Let \(X_1,X_2,\ldots,X_k\) be independent random variables where \(X_i\) comes from a Binomial distribution with parameters \(n_i\) and \(\pi\). That is \(X_i\sim(n_i,\pi)\).

Let \(Y = \sum\limits_{i=1}{k} X_i\). Then \(Y\sim\)Binomial\((\sum\limits_{i=1}^{k}n_i,\pi)\).

Proof:

\[\begin{aligned} M_Y(t) &= E(e^{tY}) \\ &= E(e^{t(x_1 + X_2 + \cdots + X_k)} \\ &= E(e^{tX_1} e^{tX_2} \cdots e^{tX_k}) \\ &= E(e^{tX_1}) E(e^{tX_2}) \cdots E(e^{tX_k}) \\ &= \prod\limits_{i=1}^{k} [(1-\pi)+\pi e^t]^{n_i} \\ &= [(1-\pi)+\pi e^t]^{\sum\limits_{i=1}^{k}n_i} \end{aligned}\]

Which is the mgf of a Binomial random variable with parameters \(\sum\limits_{i=1}^{k}n_i\) and \(\pi\).
Thus \(Y\sim\)Binomial\((\sum\limits_{i=1}^{k}n_i,\pi)\).
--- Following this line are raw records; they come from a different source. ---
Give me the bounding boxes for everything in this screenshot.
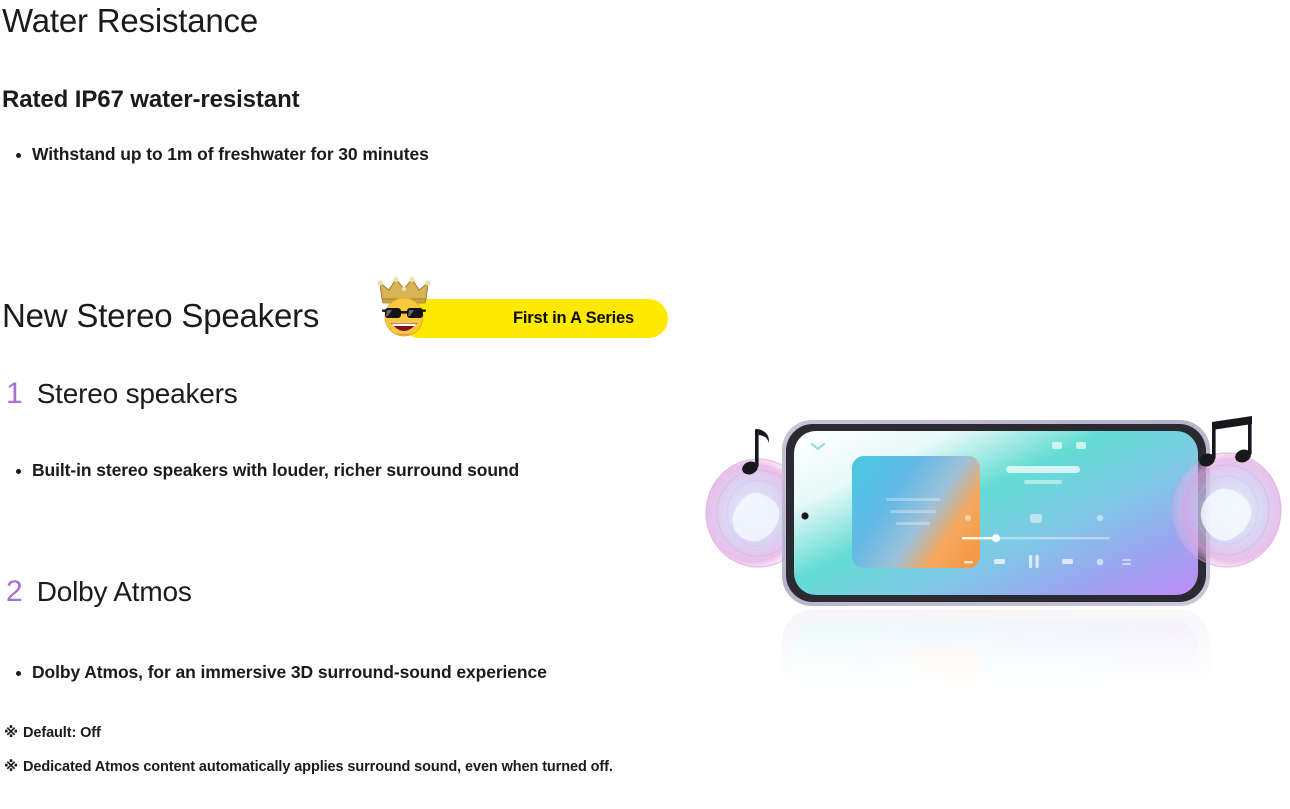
item-label: Stereo speakers — [37, 380, 238, 408]
item-label: Dolby Atmos — [37, 578, 192, 606]
item-number: 2 — [6, 577, 23, 607]
sound-burst-right — [1173, 453, 1281, 567]
footnote-text: Dedicated Atmos content automatically ap… — [23, 759, 613, 775]
bullet-dot-icon — [16, 469, 21, 474]
footnote-dedicated-atmos: ※Dedicated Atmos content automatically a… — [4, 759, 613, 775]
numbered-item-1: 1 Stereo speakers — [6, 379, 238, 409]
badge-label: First in A Series — [513, 309, 634, 328]
slide-canvas: Water Resistance Rated IP67 water-resist… — [0, 0, 1290, 809]
landscape-phone-music-player-image — [700, 398, 1290, 688]
page-title-water-resistance: Water Resistance — [2, 2, 258, 40]
phone-body — [782, 420, 1210, 606]
subheading-ip67: Rated IP67 water-resistant — [2, 86, 300, 114]
bullet-item: Dolby Atmos, for an immersive 3D surroun… — [16, 662, 547, 684]
bullet-dot-icon — [16, 153, 21, 158]
bullet-text: Built-in stereo speakers with louder, ri… — [32, 460, 519, 482]
reference-mark-icon: ※ — [4, 759, 18, 775]
bullet-text: Dolby Atmos, for an immersive 3D surroun… — [32, 662, 547, 684]
reference-mark-icon: ※ — [4, 725, 18, 741]
first-in-a-series-badge: First in A Series — [400, 299, 668, 338]
page-title-new-stereo-speakers: New Stereo Speakers — [2, 297, 319, 335]
bullet-text: Withstand up to 1m of freshwater for 30 … — [32, 144, 429, 166]
bullet-item: Built-in stereo speakers with louder, ri… — [16, 460, 519, 482]
numbered-item-2: 2 Dolby Atmos — [6, 577, 192, 607]
front-camera-icon — [801, 512, 808, 519]
footnote-text: Default: Off — [23, 725, 101, 741]
bullet-item: Withstand up to 1m of freshwater for 30 … — [16, 144, 429, 166]
item-number: 1 — [6, 379, 23, 409]
bullet-dot-icon — [16, 671, 21, 676]
footnote-default-off: ※Default: Off — [4, 725, 101, 741]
4.6.3 Sum of Bernoulli Random Variables

Let \(X_1,X_2,\ldots,X_n\) be independent and identically distributed random variables from a Bernoulli distribution with parameter \(\pi\). Let \(Y = \sum\limits_{i=1}^{n}X_i\).
Then \(Y\sim\)Binomial\((n,\pi)\)

Proof: \[\begin{aligned} M_Y(t) &= E(e^{tY}) \\ &= E(e^{tX_1} e^{tX_2} \cdots e^{tX_n}) \\ &= E(e^{tX_1}) E(e^{tX_2}) \cdots E(e^{tX_n}) \\ &= (\pi e^t+(1-\pi))(\pi e^t+(1-\pi))\cdots (\pi e^t+(1-\pi)) \\ &= (\pi e^t+(1-\pi))^n \end{aligned}\]

Which is the mgf of a Binomial random variable with parameters \(n\) and \(\pi\). Thus, \(Y\sim\) Binomial\((n,\pi)\).